End grain teak boards satisfy the same craving, and they come with the added benefit of Internet hype. The beautiful end grain pattern fits boards of all sizes and styles, which has won this type of cutting board a spot in many culinary magazines and shows.
But there’s more to these boards than their looks, since many users will testify to their excellent durability and practicality. A huge selling point of these boards is that they need little to no maintenance.
Of course, the hardness of these boards takes a toll on expensive knives, so they won’t be the first choice of chefs who don’t care much about design.
Some of the biggest factors that influence a customer’s decision when it comes to cutting board remain the durability, knife friendliness, as well as its aspect.

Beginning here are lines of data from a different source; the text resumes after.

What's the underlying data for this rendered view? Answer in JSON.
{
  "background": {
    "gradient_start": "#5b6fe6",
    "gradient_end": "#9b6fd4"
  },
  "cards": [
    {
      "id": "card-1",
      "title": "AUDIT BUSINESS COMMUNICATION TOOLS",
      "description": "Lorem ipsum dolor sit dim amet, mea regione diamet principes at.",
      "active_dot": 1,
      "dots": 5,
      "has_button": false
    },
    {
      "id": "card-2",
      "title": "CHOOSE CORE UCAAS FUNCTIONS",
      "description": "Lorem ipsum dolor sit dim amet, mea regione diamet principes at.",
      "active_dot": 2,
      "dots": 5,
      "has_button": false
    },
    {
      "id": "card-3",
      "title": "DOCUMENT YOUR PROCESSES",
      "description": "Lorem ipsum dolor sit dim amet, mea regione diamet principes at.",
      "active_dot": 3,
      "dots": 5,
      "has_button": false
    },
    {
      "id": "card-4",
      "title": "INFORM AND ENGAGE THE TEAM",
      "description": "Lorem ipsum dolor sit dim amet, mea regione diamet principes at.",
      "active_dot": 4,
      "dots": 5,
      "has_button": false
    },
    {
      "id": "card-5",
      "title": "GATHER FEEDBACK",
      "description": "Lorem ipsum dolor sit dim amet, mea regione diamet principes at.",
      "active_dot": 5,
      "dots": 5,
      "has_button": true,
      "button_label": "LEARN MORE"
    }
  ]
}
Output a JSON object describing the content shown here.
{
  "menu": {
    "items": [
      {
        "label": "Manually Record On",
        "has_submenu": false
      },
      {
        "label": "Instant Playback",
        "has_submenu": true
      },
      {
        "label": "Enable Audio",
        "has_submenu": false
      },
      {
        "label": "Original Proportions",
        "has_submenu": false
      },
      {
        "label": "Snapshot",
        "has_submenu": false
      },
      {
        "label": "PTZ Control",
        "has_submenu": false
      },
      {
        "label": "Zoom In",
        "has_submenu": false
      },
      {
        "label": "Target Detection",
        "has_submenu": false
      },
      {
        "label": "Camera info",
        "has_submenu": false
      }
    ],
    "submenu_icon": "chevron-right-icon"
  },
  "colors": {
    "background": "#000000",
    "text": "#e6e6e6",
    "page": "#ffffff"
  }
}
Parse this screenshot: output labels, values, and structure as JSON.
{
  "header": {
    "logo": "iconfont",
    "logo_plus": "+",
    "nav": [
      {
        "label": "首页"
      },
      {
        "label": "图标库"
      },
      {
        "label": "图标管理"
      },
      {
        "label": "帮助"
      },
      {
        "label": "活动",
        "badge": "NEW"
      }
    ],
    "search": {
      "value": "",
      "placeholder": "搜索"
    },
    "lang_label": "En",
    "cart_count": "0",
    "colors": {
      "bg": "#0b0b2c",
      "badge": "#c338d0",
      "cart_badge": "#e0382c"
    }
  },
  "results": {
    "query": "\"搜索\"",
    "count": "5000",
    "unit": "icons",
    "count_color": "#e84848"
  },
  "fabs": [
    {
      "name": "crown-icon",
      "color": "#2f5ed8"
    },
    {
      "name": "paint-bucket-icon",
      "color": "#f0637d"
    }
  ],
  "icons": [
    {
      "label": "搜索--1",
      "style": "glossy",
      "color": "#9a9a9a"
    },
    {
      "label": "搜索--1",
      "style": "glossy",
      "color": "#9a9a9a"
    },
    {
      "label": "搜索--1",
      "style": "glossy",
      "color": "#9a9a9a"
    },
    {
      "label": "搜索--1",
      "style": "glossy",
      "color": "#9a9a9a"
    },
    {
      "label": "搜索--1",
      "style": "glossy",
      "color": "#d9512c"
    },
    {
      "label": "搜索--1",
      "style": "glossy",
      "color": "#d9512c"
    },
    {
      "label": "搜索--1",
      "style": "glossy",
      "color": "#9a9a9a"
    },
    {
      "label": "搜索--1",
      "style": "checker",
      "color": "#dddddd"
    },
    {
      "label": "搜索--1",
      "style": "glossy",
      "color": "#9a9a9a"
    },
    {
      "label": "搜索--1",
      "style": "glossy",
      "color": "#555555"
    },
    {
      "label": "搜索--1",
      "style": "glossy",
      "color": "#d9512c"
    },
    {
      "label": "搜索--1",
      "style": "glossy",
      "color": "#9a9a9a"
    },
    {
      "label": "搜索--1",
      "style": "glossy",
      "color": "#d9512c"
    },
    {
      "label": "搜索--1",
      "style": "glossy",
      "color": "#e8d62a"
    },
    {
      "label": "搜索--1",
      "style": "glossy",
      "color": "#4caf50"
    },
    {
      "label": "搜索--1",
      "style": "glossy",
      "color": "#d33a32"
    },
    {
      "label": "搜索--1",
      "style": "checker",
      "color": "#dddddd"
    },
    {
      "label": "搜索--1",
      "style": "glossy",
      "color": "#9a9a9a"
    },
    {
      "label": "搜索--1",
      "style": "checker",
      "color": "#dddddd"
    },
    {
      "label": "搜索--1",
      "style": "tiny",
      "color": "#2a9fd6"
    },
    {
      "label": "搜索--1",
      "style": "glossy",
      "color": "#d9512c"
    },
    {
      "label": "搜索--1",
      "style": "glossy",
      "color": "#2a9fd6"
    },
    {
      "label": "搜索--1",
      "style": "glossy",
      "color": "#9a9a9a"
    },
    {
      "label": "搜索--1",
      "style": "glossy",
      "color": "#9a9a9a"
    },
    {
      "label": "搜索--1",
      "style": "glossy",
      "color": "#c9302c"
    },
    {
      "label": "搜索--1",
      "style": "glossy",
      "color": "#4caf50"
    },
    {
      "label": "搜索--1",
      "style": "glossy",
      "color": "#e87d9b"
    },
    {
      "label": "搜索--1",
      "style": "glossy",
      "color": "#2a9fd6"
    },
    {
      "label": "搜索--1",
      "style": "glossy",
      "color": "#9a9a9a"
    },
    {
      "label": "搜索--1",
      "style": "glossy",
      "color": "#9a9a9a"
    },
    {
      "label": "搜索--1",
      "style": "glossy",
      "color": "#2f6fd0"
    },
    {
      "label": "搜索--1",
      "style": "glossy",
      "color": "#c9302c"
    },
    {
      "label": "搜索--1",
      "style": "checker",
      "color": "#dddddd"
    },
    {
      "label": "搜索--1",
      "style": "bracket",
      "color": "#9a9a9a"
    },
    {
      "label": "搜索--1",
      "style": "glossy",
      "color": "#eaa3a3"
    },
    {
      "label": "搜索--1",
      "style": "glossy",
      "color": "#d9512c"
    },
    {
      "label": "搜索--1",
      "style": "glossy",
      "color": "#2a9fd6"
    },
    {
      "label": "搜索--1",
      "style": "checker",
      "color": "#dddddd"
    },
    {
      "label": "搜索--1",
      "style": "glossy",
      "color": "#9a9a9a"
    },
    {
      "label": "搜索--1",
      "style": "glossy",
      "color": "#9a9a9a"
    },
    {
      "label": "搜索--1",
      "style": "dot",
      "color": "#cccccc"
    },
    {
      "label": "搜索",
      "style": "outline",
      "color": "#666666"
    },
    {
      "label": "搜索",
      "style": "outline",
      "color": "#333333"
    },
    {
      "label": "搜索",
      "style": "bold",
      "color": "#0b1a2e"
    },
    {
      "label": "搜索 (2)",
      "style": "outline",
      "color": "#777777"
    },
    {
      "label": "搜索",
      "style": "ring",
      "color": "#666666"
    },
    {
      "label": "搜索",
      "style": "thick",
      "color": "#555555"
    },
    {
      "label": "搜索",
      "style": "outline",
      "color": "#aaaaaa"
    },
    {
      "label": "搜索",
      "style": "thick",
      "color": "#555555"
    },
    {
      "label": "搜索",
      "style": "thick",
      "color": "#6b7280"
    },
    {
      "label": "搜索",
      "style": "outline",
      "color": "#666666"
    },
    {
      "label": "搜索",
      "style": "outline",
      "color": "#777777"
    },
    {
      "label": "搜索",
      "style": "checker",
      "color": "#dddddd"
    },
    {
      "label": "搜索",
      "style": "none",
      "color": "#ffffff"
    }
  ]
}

We are visual creatures, after all.
Depending on your audience, you might choose some wood types over others, but they all make great, reliable options.
If you’re catering to an audience that has no problem throwing a few hundred dollars at a quality piece, you might want to go for the more exclusive options, such as ebony or walnut.
However, with a great design under your belt, you can turn a robust profit even from the more mainstream options, such as maple or cherry.
If you’re still not sure, it won’t hurt to include a budget, mid-range, and higher-end option, granted they check most boxes for practicality.
Yet, since most sales will be driven by customer preference, you can rest assured that any of these woods will do great in your store, as long as you put a little effort into showcasing their qualities.